Malkin and Knox drove downtown so Malkin could identify his belongings, which were found along with a woman’s Bank of America card and another computer, which also appears to have been stolen, according to the report.

The suspect, who initially was taken to Harborview Medical Center after vomiting in a West Precinct holding cell, was booked into the King County Jail on Sunday afternoon, according to the police report and jail records. The man could face a residential-burglary charge if fingerprints lifted from Malkin’s home place him inside the house, Malkin said.

Sunday’s jail booking was the man’s third this year.

Jail records show he was booked into the jail early Thursday on investigation of theft and criminal trespass. He was given a conditional release Friday afternoon, roughly 12 hours before the burglary at Malkin’s home.
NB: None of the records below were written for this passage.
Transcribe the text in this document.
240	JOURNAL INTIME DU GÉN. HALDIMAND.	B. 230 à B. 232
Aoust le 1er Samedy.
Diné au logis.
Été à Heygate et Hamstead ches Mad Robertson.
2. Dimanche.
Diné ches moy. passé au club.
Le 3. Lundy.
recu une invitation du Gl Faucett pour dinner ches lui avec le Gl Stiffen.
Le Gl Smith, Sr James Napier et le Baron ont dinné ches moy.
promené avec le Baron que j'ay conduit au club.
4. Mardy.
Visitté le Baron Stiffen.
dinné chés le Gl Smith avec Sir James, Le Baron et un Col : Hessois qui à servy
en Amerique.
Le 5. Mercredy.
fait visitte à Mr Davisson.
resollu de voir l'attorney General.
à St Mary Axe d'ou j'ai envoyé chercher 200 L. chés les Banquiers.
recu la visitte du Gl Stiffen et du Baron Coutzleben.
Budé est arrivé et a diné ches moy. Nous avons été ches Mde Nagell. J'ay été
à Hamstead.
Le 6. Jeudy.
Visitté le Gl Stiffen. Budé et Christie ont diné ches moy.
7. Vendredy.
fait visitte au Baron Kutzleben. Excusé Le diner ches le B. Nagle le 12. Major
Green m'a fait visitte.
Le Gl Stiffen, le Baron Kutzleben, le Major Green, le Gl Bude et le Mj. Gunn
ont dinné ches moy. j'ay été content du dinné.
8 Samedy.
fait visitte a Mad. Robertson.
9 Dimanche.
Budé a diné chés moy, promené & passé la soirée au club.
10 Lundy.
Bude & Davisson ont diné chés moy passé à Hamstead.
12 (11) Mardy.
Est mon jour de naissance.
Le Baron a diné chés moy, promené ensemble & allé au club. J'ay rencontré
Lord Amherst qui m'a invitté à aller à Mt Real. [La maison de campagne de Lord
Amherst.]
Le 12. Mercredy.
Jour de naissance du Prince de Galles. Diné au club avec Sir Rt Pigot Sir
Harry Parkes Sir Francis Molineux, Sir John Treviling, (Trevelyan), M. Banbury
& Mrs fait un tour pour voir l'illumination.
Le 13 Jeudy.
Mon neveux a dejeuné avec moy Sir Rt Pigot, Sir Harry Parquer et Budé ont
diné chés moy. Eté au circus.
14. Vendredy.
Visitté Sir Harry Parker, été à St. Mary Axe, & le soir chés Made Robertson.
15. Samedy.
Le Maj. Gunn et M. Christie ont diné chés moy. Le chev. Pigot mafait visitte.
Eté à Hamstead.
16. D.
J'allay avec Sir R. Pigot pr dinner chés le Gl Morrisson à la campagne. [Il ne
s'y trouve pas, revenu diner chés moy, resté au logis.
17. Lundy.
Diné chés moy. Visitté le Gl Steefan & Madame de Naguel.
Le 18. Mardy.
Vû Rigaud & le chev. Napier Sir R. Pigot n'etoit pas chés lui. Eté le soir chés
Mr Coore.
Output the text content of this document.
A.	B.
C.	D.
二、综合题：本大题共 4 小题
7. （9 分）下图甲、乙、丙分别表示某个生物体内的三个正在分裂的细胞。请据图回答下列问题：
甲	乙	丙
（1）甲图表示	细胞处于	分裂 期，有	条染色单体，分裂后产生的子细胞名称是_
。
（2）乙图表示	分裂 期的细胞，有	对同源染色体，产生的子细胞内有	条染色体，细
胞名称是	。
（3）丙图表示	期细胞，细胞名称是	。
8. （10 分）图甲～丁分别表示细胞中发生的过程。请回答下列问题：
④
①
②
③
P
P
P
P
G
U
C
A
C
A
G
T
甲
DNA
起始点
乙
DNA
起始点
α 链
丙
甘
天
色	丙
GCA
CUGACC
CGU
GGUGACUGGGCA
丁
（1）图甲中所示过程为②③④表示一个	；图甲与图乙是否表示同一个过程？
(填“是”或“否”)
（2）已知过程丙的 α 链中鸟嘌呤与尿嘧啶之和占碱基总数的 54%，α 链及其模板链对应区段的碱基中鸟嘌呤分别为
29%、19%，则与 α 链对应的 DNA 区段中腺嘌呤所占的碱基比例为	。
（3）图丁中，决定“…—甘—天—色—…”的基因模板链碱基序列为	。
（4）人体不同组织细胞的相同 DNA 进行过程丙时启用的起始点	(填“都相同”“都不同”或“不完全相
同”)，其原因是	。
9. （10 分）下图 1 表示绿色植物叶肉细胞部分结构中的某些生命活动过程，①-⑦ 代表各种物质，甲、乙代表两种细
The man also was booked into the jail Jan. 7 on a drug charge and was released two days later, records show.

According to court records, he has convictions for second-degree burglary and second-degree possession of stolen property, as well as three drug convictions, along with several juvenile and adult misdemeanor convictions, mostly in Whatcom County. His last known address is in Lynden.

Seattle Times news researcher Miyoko Wolf contributed to this report.